Je dois bien ne pas être le seul : Google ne trouve aucune illustration picturale pertinente - ni peinture ni photo - tout au plus, parce qu'un site présente Renoir comme un peintre du bonheur, certaines toiles, des baigneuses aux Jeunes filles au piano, ou à ce Déjeuner des canotiers, donnent à imaginer plus qu'à voir d'ailleurs, des moments de bonheur. Or, précisément, bonheur se distinguerait de plaisir précisément en ceci que ce fût un état durable quand plaisir ne serait qu'émotion fugace, violente parfois, mais éphémère.

Je devine bien ce que Renoir montre - et d'autres avec lui : combien le bonheur n'est pas exclusivement affaire intime résultant d'un retrait du monde ni d'une contemplation exclusive du divin mais se joue autant dans les gestes simples que dans la rencontre de l'autre.
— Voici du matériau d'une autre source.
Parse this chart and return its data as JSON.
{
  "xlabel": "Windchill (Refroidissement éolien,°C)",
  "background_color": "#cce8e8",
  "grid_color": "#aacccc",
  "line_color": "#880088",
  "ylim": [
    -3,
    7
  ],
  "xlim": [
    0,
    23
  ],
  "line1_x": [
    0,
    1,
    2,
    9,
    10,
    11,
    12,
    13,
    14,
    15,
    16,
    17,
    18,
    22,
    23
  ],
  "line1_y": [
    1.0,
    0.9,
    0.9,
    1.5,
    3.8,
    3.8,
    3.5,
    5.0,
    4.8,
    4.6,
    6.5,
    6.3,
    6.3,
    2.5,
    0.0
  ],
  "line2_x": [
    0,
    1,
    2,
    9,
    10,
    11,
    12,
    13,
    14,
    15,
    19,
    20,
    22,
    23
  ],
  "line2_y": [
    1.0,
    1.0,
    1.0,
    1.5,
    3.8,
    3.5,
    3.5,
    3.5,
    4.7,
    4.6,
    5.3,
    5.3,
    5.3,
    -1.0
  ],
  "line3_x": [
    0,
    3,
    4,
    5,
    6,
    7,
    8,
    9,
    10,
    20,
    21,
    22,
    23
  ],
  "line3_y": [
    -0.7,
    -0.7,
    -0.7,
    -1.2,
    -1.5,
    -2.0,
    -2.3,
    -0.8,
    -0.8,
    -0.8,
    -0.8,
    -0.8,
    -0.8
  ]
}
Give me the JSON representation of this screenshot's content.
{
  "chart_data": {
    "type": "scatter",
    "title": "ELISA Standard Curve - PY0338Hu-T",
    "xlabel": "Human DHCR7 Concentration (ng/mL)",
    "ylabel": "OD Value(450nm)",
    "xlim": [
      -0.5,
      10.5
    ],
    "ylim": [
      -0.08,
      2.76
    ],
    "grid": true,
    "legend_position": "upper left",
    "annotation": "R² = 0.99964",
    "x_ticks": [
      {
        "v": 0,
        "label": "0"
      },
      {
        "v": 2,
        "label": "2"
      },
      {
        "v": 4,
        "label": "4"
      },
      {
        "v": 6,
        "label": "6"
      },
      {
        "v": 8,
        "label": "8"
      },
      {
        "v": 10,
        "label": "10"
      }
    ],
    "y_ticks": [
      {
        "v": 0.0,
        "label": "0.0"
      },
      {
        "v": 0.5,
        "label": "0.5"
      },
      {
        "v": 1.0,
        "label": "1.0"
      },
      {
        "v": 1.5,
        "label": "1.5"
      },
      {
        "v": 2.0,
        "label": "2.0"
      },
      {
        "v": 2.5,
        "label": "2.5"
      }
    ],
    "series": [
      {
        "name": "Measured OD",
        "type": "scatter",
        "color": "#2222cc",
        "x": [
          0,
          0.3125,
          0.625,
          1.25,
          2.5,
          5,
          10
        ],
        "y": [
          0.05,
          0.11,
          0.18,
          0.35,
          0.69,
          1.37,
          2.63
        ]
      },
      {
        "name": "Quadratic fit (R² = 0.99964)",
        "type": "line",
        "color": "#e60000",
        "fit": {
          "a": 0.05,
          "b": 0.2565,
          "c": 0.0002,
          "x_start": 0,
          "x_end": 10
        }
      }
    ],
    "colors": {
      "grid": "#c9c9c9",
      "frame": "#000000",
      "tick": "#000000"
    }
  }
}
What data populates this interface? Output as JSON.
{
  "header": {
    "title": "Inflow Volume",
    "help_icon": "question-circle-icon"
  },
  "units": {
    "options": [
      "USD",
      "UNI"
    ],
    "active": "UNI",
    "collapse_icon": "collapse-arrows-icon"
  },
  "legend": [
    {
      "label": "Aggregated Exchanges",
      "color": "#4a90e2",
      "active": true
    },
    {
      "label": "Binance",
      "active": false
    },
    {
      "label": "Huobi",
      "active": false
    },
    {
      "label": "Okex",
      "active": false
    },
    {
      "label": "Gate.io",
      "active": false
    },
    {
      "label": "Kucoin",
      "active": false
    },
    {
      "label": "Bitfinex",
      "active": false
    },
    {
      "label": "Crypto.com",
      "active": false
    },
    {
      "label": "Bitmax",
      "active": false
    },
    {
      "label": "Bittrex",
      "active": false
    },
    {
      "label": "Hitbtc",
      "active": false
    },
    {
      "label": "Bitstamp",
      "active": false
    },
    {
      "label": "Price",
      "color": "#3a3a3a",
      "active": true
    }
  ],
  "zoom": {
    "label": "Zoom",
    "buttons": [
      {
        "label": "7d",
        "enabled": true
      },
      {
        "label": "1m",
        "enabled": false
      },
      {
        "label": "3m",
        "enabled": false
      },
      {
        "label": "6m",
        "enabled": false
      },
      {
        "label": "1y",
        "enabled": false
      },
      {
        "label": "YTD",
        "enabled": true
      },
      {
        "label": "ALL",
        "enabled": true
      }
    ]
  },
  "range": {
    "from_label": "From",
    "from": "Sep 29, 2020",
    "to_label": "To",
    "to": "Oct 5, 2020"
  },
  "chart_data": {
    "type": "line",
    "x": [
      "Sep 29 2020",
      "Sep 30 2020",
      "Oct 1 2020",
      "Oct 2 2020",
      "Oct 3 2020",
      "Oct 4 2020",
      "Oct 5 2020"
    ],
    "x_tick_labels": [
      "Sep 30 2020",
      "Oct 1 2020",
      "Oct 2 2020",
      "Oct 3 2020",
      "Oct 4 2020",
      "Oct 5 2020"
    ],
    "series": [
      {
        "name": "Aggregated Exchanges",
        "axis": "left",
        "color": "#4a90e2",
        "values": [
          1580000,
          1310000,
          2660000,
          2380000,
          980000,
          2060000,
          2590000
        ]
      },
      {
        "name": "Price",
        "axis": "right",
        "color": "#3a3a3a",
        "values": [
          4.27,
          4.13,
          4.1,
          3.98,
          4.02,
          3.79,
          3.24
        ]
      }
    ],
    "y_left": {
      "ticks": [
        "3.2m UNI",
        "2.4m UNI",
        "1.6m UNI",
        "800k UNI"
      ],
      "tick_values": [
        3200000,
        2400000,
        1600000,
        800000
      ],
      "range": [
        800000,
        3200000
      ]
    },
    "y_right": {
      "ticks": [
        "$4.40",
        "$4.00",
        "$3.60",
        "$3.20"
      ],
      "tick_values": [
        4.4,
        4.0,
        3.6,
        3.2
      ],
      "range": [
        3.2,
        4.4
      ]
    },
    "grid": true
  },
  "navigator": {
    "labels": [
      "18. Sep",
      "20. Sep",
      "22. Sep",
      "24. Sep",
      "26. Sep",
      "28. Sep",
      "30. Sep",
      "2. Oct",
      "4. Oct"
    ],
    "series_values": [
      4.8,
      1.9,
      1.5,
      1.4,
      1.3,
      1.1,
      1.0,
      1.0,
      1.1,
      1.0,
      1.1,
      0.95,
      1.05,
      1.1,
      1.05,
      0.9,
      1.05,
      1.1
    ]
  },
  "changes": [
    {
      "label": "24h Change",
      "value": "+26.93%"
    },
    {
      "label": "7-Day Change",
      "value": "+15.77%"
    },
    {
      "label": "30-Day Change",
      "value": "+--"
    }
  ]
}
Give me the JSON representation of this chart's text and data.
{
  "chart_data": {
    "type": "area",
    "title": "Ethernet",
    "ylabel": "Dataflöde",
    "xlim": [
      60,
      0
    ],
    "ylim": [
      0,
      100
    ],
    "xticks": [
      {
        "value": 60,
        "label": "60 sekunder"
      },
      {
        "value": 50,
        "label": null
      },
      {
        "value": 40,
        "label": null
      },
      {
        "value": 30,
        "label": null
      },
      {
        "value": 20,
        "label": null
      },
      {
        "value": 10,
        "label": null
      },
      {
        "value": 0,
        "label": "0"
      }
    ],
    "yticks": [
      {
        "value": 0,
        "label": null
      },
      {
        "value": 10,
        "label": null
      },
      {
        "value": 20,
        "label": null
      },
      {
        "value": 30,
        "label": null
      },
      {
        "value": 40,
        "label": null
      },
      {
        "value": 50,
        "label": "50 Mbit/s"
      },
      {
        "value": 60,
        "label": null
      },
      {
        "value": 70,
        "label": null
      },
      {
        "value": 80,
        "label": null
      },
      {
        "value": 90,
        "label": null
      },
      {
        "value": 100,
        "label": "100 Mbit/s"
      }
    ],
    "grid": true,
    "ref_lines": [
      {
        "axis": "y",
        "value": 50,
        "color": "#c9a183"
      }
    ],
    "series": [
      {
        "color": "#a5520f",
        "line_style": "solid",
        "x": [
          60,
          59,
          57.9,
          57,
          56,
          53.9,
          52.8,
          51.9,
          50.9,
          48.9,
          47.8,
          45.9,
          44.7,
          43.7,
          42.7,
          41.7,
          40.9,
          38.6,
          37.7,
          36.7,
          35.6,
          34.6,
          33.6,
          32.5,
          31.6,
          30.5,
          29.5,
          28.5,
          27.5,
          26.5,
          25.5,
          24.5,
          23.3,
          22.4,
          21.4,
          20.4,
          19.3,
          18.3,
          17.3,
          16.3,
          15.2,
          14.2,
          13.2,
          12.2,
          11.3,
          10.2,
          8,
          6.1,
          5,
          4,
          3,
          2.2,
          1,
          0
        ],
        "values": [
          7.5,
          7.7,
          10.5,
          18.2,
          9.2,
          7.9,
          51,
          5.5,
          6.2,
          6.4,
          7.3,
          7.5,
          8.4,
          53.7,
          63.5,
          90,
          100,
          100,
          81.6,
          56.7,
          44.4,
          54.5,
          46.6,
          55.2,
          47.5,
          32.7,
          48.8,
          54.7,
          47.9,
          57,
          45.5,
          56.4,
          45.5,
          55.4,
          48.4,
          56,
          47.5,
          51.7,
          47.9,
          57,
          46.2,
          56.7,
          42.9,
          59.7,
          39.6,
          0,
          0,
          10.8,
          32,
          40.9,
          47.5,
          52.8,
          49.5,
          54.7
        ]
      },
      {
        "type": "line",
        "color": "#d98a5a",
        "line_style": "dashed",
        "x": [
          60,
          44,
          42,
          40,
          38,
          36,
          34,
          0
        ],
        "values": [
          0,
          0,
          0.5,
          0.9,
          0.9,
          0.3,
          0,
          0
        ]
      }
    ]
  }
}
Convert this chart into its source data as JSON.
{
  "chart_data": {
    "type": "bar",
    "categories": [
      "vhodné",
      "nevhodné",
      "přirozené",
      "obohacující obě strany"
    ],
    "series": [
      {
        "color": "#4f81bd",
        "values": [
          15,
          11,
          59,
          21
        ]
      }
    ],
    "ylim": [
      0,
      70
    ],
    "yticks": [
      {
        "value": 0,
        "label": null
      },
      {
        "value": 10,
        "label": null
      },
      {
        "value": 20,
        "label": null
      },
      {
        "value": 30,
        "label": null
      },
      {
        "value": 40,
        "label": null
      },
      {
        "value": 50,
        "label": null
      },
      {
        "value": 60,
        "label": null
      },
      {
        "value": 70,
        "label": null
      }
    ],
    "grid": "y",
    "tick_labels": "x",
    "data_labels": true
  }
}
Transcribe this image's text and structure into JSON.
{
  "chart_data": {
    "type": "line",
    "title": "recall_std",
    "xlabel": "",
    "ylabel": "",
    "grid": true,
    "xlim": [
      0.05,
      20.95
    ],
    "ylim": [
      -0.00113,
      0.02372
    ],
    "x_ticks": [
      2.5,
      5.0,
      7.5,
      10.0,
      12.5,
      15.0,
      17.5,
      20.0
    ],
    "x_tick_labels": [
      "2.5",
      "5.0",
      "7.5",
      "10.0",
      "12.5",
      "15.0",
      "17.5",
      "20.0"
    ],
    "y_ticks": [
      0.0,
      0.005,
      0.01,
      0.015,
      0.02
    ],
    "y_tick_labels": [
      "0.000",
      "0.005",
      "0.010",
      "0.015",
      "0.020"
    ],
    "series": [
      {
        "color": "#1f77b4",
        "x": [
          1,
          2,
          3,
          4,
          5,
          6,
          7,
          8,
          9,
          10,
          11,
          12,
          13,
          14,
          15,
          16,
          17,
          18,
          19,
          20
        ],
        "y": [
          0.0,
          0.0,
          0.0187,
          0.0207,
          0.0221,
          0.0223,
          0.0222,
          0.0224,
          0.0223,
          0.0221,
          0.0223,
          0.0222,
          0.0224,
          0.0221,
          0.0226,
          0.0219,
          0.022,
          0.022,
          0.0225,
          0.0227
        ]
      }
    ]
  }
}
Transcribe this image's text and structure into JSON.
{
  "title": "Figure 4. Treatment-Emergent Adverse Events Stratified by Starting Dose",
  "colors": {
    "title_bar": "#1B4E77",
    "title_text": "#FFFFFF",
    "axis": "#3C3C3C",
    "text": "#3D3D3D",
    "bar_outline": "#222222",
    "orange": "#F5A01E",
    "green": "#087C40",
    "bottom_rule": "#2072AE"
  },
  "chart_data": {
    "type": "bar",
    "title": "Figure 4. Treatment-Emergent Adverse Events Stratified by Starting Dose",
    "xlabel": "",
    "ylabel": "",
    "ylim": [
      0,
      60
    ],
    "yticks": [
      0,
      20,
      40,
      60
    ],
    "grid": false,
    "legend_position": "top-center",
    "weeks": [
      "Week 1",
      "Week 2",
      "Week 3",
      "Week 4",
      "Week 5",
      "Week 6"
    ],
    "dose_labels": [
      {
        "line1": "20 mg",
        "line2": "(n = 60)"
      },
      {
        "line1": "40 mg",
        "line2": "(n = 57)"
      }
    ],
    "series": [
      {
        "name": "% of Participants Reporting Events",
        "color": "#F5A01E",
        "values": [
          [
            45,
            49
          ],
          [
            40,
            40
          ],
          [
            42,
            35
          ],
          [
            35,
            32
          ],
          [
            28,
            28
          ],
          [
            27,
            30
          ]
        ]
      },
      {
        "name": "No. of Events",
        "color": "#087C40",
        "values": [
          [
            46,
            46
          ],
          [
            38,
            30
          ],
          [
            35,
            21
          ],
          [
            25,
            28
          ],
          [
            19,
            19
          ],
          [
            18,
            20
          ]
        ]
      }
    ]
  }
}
Qu'il est affaire d'humanité, de cette humanité dont nous savons qu'elle se construit dans les regard et visage de l'autre.

Qu'il peut même être affaire collective ? Je n'arrive pas à oublier la proclamation de Saint Just même si celle-ci pouvait être parfaitement entendue à rebours. Nous avons parfaitement, par l'histoire et parfois l'expérience, combien les malheurs peuvent découler d'initiatives politiques malencontreuses, de guerres ou de la mégalomanie de tyrans incontrôlables et télescoper ainsi collectivement des destins individuels. Nous n'ignorons pas que, parfois, surtout après les grands malheurs, le politique sait nourrir espérances collectives et grands soirs heureux … avant de les décevoir.

A l'inverse, on trouve multitude de citations sur le bonheur, d'auteurs réputés ou de ces coachs de vie, escrocs en tout genre, foisonnant sur la toile : citations parfois charmantes ; tantôt convenues ; souvent sibyllines, rarement éclairantes ; qui ne définissent jamais, ornent au mieux ces instants tant recherchés si mystérieux.

Alors quoi ? Comment répondre le moins sottement possible ?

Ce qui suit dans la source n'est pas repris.